More Actions by Government?
It is still unclear whether the U.S. government will eventually add more targeted restrictions against Inspur or not. It is believed to be much like when the Obama administration blocked Intel from selling Xeon processors to China in 2015. These restriction were over concerns the chips were fueling the country’s nuclear programs.
AMD and Nvidia on the Issue
AMD on the issue said that there are no changes for the company. AMD’s business relation with Inspur are within wake of law and regulations.
Nvidia accepting that Inspur is the customer of Nvidia. And the products they sell to them focus on consumer and enterprise. Clearly it means, that new regulations by U.S. Department of Defense have not impacted the company.

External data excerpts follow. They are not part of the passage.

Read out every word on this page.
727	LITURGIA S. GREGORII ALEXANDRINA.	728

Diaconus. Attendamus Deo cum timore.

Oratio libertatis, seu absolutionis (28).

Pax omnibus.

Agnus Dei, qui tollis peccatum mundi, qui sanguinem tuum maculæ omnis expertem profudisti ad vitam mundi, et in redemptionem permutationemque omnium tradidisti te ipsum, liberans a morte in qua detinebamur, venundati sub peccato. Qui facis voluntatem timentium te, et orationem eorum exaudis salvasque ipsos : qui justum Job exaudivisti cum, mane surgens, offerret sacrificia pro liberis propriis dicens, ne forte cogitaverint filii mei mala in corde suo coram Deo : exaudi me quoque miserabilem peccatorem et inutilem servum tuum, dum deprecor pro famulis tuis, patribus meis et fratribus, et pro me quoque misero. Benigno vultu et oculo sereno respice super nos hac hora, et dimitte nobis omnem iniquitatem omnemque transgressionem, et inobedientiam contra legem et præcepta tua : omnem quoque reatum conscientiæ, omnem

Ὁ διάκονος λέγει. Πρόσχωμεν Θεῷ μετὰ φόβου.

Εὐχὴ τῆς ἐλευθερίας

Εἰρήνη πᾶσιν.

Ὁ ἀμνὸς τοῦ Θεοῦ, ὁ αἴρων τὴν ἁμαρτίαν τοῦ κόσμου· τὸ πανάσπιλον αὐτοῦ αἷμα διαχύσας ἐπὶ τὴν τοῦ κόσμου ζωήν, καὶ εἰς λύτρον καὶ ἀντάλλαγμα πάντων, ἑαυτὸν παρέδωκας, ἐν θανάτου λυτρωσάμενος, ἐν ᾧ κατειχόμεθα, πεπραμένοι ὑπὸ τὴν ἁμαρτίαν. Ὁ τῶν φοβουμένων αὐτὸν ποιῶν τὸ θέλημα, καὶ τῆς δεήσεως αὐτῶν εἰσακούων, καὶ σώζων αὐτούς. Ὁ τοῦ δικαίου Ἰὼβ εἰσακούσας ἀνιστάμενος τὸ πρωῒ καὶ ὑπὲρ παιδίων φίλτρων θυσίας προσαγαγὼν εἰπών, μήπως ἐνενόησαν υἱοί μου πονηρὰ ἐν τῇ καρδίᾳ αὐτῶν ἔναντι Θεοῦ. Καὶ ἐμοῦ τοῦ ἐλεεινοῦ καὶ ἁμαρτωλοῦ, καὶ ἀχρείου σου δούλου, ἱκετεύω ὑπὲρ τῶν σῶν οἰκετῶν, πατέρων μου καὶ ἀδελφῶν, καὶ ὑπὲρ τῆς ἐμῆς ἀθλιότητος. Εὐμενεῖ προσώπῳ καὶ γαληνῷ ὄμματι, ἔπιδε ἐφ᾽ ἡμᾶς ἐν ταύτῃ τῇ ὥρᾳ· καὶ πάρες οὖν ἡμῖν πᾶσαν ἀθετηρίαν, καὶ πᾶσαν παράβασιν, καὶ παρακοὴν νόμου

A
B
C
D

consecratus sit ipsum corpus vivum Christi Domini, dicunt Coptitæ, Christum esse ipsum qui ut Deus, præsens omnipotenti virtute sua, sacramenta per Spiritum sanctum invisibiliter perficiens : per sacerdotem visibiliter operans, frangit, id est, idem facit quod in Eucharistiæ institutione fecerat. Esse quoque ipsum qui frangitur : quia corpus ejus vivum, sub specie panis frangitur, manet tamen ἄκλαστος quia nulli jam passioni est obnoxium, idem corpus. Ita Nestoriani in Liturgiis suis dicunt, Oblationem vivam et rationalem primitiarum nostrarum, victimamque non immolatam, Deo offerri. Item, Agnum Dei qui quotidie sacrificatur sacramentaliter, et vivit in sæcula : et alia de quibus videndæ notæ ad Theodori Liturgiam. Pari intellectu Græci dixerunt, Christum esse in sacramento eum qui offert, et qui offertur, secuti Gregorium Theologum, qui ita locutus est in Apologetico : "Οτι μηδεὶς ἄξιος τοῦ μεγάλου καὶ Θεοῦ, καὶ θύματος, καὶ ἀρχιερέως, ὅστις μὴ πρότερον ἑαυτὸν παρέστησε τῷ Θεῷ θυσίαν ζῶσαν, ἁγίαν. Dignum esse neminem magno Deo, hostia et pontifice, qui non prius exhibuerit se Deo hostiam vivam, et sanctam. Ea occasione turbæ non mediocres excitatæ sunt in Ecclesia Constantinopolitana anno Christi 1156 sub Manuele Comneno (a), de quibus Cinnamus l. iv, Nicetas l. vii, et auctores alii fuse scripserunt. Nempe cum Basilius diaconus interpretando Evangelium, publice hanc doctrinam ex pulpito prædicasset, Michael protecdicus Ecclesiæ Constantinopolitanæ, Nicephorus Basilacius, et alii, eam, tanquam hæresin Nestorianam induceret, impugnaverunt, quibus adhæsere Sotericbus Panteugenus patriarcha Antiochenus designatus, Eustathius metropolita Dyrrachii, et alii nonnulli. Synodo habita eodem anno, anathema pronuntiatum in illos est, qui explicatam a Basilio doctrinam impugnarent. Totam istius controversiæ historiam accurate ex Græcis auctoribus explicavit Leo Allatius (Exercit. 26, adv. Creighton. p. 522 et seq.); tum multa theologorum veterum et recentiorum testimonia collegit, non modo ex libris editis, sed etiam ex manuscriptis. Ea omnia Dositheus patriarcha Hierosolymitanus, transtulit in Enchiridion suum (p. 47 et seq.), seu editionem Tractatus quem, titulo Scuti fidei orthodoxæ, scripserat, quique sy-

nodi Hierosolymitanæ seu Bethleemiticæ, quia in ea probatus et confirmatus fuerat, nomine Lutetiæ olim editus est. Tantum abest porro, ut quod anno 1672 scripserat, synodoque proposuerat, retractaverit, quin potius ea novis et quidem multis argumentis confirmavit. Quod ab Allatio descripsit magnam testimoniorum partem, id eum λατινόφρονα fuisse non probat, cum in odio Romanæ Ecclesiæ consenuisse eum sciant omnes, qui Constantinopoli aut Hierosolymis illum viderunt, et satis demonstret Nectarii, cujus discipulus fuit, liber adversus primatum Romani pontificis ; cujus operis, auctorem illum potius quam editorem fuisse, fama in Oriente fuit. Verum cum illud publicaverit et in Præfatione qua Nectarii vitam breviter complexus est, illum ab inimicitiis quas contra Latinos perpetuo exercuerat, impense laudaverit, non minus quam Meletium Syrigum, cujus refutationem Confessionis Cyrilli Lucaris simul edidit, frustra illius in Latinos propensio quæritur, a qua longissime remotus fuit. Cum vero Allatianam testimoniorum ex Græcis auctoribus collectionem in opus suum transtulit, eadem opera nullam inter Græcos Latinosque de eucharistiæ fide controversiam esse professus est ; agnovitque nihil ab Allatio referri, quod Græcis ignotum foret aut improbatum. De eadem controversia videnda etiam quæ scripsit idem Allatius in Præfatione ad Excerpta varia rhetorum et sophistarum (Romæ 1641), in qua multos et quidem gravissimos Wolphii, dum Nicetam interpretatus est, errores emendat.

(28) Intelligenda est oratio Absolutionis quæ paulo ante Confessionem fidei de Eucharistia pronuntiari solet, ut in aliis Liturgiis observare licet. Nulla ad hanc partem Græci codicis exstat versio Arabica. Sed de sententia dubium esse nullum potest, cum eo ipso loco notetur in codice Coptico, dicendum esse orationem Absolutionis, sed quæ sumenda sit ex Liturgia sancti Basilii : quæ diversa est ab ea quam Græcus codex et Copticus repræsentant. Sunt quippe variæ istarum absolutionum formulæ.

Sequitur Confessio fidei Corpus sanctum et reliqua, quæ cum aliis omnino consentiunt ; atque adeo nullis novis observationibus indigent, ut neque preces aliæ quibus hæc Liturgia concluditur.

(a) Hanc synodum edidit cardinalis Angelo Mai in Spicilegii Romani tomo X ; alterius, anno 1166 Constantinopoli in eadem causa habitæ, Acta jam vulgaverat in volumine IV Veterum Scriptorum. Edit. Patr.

It is still unclear about any difficulties has it faced for shipping products from corridors of Hong Kong.
US Against China Has an Impact
The continued tensions of the trade war shine a light-weight on China’s reliance on American semiconductor technology. Past actions by the U.S. Department of Defense and Government have largely prevented China from achieving the technical know-how and equipment to develop its own competitive chips through acquisitions and mergers. However, it’s noteworthy that the prior restrictions of 2015 and on Xeon processor sales to China led the country to style its own SW26010 processors to power the Sunway TaihuLight supercomputer, which is appreciable. That system was the fastest from 2016 to 2018 in the world.
China not so Ahead in Race
China is aiming that it would achieve a goal of 70% self-efficiency in the market of semiconductor by 2025. Experts believe that it will not be able to do so because of continuous restrictions being imposed by many countries on the trade routes. Impacting its idea of merge and acquisitions. It will only achieve 1/3rd of the initial target under time limit.